About Alelele Falls
Alelele Falls was the last waterfall I saw while driving the Hana Highway (actually Pi’ilani Highway at this point) all the way around East Maui.
Just when we thought waterfall fatigue had set in after a full day of seeing waterfalls, this one surprised and amazed me. Even if I was sick of waterfalls at this point (hard not to do), I was glad I made the stop.
Here, I witnessed a 50ft waterfall two days after a rain storm (hence the decent flow). I understand it doesn’t last for very long (give it a few more days before it trickles or goes dry, I reckon).
If that’s the case, timing is everything with this falls (as well as most of the other falls on this side of Maui).
Then again, Alelele Falls doesn’t seem to be touched by irrigation ditches further to the northeast.
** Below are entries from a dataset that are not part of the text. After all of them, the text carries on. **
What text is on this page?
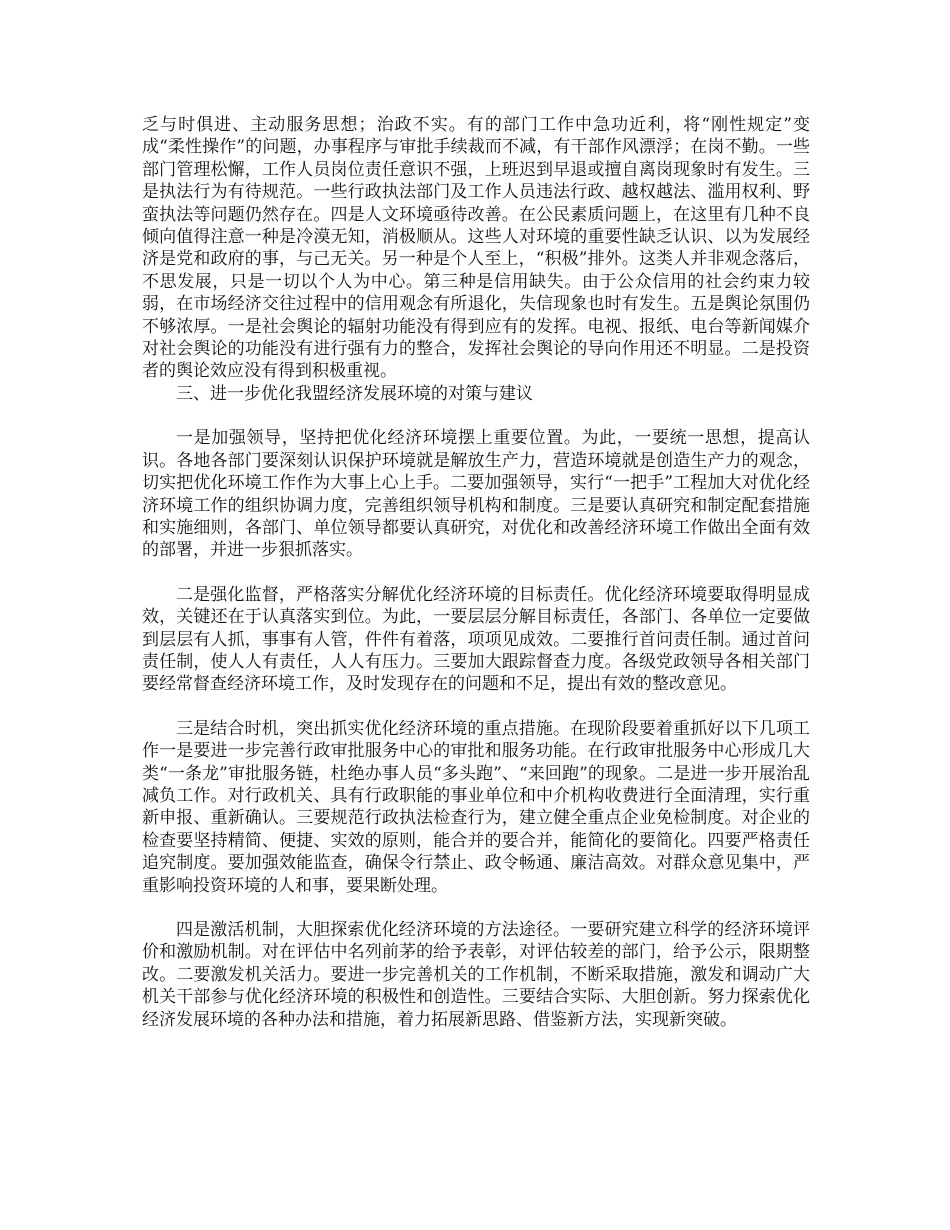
乏与时俱进、主动服务思想；治政不实。有的部门工作中急功近利，将“刚性规定”变成“柔性操作”的问题，办事程序与审批手续裁而不减，有干部作风漂浮；在岗不勤。一些部门管理松懈，工作人员岗位责任意识不强，上班迟到早退或擅自离岗现象时有发生。三是执法行为有待规范。一些行政执法部门及工作人员违法行政、越权越法、滥用权利、野蛮执法等问题仍然存在。四是人文环境亟待改善。在公民素质问题上，在这里有几种不良倾向值得注意一种是冷漠无知，消极顺从。这些人对环境的重要性缺乏认识、以为发展经济是党和政府的事，与己无关。另一种是个人至上，“积极”排外。这类人并非观念落后，不思发展，只是一切以个人为中心。第三种是信用缺失。由于公众信用的社会约束力较弱，在市场经济交往过程中的信用观念有所退化，失信现象也时有发生。五是舆论氛围仍不够浓厚。一是社会舆论的辐射功能没有得到应有的发挥。电视、报纸、电台等新闻媒介对社会舆论的功能没有进行强有力的整合，发挥社会舆论的导向作用还不明显。二是投资者的舆论效应没有得到积极重视。

三、进一步优化我盟经济发展环境的对策与建议

一是加强领导，坚持把优化经济环境摆上重要位置。为此，一要统一思想，提高认识。各地各部门要深刻认识保护环境就是解放生产力，营造环境就是创造生产力的观念，切实把优化环境工作作为大事上心上手。二要加强领导，实行“一把手”工程加大对优化经济环境工作的组织协调力度，完善组织领导机构和制度。三是要认真研究和制定配套措施和实施细则，各部门、单位领导都要认真研究，对优化和改善经济环境工作做出全面有效的部署，并进一步狠抓落实。

二是强化监督，严格落实分解优化经济环境的目标责任。优化经济环境要取得明显成效，关键还在于认真落实到位。为此，一要层层分解目标责任，各部门、各单位一定要做到层层有人抓，事事有人管，件件有着落，项项见成效。二要推行首问责任制。通过首问责任制，使人人有责任，人人有压力。三要加大跟踪督查力度。各级党政领导各相关部门要经常督查经济环境工作，及时发现存在的问题和不足，提出有效的整改意见。

三是结合时机，突出抓实优化经济环境的重点措施。在现阶段要着重抓好以下几项工作一是要进一步完善行政审批服务中心的审批和服务功能。在行政审批服务中心形成几大类“一条龙”审批服务链，杜绝办事人员“多头跑”、“来回跑”的现象。二是进一步开展治乱减负工作。对行政机关、具有行政职能的事业单位和中介机构收费进行全面清理，实行重新申报、重新确认。三要规范行政执法检查行为，建立健全重点企业免检制度。对企业的检查要坚持精简、便捷、实效的原则，能合并的要合并，能简化的要简化。四要严格责任追究制度。要加强效能监查，确保令行禁止、政令畅通、廉洁高效。对群众意见集中，严重影响投资环境的人和事，要果断处理。

四是激活机制，大胆探索优化经济环境的方法途径。一要研究建立科学的经济环境评价和激励机制。对在评估中名列前茅的给予表彰，对评估较差的部门，给予公示，限期整改。二要激发机关活力。要进一步完善机关的工作机制，不断采取措施，激发和调动广大机关干部参与优化经济环境的积极性和创造性。三要结合实际、大胆创新。努力探索优化经济发展环境的各种办法和措施，着力拓展新思路、借鉴新方法，实现新突破。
Perhaps the presence of the Kipahulu District of Haleakala National Park, which protected Waimoku Falls and the Pools of ‘Ohe’o, seemed to buffer this waterfall from them irrigation ditches as well.
Ever since the Big Island Earthquake in October 2006, this part of the road was inaccessible for all the subsequent times we’ve returned to Maui (including our 2007 visit).
So we were never able to see this waterfall ever since 2003. However, they apparently re-opened the Pi’ilani Highway for going completely around the eastern slopes of Haleakala, and I’m definitely keen to come back and revisit this little gem.
After parking the car at the Alelele Bridge pullout (see directions), I followed the trail north from the east side of Alelele Stream for roughly 10-15 minutes to the falls.
There was at least one stream crossing, possibly more, depending on which criss-crossed footpath I followed (I don’t remember).
I recalled that the stream crossings required some nifty rock hopping, and I’m sure I would’ve gotten wet if the water flow was higher.
To my knowledge, Alelele Falls does not belong to a formal authority. However, for information or inquiries about the general area as well as current conditions, you may want to try visiting the Department of Land and Natural Resources (DLNR) website.
In order to access this waterfall, I had to look for the pullout and Alelele Bridge about 0.3 miles past the 39-mile post. There was a white-colored bridge that had “ALELELE” painted in large black capital letters on its side (at least when I saw it back in 2003), which helped me identify it.
To provide you with a bit of context about this place, we generally stay on the west side of Maui in either Lahaina or Ka’anapali. The drive from say Lahaina would require us to take Route 30 to Route 380 (taking roughly an hour without traffic). Once we’re near the town of Pa’ia, we’d then be on Hwy 36 (becoming the Road to Hana or Hwy 360). Getting to Hana would take at least 2 hours drive (45 miles) east of Pa’ia. It would take nearly an hour (15 miles) to continue driving to the bridge by the Alelele Stream.